Historically Arabic script has undergone different reformations, as well as being influenced by regional and epochal writing styles. Today the main styles are the Kufic script, Naskh style, Riq’a, Thuluth, Diwanii and Farsi.

We consider Arabic calligraphy to be one of the most precious unspotted art forms, elegant in its own right, this being a round-up of applications of the Arabic calligraphy in the real world.

By Ahmed Wahid


  1. Hi Ahmed! Thank you for this short introduction of Arabic calligraphy. I have a few questions.

    What is the difference between dry and moist style?
    Could you please give us examples as well.
    Which style is the one in the picture?
    Kufic, Naskh, etc. are like fonts in Word?

  2. hello Diana
    the difference between dry and moist style i don't know them very will but what i know its they use kind of special Colors to draw and do this style.

    the style of the Arabic which its in the picture it's Thuluth: it's one of the very brilliant, nice styles from the tree of the Arabic Calligraphy when you look at its very nice and give a great feeling but its one of the most hard style's, cuz Thuluth style you can write the one Sentence in many different ways with the same style.
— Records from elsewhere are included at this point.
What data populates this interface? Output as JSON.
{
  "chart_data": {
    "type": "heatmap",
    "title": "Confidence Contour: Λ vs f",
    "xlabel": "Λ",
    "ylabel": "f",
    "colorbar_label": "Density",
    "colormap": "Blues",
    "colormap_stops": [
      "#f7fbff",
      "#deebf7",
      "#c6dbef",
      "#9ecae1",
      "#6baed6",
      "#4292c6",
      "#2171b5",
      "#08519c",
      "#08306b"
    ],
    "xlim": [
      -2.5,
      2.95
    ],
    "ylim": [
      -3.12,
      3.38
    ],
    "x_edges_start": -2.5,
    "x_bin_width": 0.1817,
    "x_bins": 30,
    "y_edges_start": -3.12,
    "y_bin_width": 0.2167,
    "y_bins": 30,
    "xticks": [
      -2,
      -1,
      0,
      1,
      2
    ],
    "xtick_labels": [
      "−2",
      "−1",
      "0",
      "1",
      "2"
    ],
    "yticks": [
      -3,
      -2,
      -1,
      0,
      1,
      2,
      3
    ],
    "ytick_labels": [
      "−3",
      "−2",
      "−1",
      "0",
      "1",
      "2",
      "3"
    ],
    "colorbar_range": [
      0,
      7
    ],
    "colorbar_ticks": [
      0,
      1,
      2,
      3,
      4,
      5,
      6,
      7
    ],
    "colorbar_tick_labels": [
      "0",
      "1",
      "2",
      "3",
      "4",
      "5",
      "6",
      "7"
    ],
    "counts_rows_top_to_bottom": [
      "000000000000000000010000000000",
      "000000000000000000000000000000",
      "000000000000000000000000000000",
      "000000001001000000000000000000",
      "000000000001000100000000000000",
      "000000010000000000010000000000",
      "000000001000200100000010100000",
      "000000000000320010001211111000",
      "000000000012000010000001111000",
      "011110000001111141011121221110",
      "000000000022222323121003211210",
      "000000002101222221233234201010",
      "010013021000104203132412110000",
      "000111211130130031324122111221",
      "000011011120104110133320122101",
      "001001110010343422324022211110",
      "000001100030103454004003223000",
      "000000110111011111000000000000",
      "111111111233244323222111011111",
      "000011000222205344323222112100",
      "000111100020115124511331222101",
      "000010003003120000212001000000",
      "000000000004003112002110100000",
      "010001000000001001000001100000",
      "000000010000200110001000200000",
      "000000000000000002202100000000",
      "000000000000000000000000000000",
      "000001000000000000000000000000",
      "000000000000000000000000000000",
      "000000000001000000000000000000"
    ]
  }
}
    Kufic,Naskh, etc. which they are in word they are just small view of the arabic calligraphy not the right style's as will as what we have it. just it show;s to you different kind and style's of way to write Arabic.

  3. Outstanding Job! This is just amazing and wonderful to see this Calligraphy Islamic Art. I really enjoyed these exquisite patterns and these designs are useful for inspired people for Islamic interior designs.